The Clinton County Courthouse is located at 46 South South Street in Wilmington, Ohio. The courthouse is included in the Wilmington Commercial Historic District which was added to the National Register on 1982-10-14.

==History==
Clinton County was established in 1810 with the county seat at Wilmington. The courts met in various locations around town until the courthouse was finished in 1813. The courthouse was undertaken in two phases. The first phase was the masonry, with the contract awarded to Jacob Hale and the second was the wood work awarded to Mr. Sayres from Lebanon. The structure consisted of red brick supported by a stone foundation. A pitched roof rested on a red brick cornice with two chimneys to either side and a central cupola.

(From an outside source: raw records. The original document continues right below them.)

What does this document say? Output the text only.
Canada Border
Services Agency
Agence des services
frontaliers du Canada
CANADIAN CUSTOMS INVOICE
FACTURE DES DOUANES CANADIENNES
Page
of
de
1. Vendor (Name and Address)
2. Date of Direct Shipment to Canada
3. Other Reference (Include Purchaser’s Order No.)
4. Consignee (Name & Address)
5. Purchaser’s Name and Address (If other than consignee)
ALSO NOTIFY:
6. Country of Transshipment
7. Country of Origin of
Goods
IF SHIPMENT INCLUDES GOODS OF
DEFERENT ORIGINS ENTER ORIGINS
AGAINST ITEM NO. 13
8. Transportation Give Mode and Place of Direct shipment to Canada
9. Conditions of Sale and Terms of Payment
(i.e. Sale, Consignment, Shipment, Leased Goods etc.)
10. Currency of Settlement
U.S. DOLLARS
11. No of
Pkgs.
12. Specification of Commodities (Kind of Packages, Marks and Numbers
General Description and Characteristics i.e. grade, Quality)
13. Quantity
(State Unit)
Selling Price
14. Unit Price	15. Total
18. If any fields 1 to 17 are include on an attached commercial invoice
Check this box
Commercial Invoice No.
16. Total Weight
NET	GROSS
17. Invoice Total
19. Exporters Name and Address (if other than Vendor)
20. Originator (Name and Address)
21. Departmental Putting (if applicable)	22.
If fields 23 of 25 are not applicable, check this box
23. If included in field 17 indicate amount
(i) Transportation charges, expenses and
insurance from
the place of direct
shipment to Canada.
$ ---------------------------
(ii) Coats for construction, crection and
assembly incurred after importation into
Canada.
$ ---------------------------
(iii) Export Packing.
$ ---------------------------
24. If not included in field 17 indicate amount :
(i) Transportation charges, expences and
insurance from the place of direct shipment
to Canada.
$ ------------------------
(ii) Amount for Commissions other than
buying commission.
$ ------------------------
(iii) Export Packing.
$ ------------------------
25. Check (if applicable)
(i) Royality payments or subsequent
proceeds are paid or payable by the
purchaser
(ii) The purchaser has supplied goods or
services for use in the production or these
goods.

By 1837 the county was faced with an expanding population and the need for a larger courthouse. Plans were sought by the county with the plans by John B. Posey, a County Commissioner, being selected. Bids began to be accepted for the construction with the masonry work awarded to John Bush, and the plastering contract going to Thomas & Alfred Shockley and William & Joshua Noble. The old courthouse was sold to aid in the construction costs

The new courthouse was completed in 1838 and was built in the Greek Revival style. The rectangular structure had a central entrance framed by four Doric columns supporting an unadorned pediment. This building would last until 1915 when Clinton County passed a resolution declaring a new courthouse was needed. During a competition, the design was awarded to plans submitted by the architectural firm of Weber, Werner & Adkins with a budget of $300,000 allotted to the project. The courthouse was dedicated in 1919 to much ceremony.

==Exterior==

The courthouse somewhat resembles the old U.S. Capitol before the Civil War additions. The rusticated foundation is hidden behind a balustrade that wraps around the entire structure. The ground floor consists of smooth stone and arched windows, each with a decorative keystone. The entrances are accessed by a small recessed portico with three large arches. Above the entrances are four colossal Corinthian columns inside a recessed panel. Rectangular windows spread out on either side of this panel, lighting the various rooms within. An entablature supports the flat roof and a balustrade lines the roof. Instead of a typical dome, the building is crowned by a large dome containing a skylight illuminating the stained-glass window inside.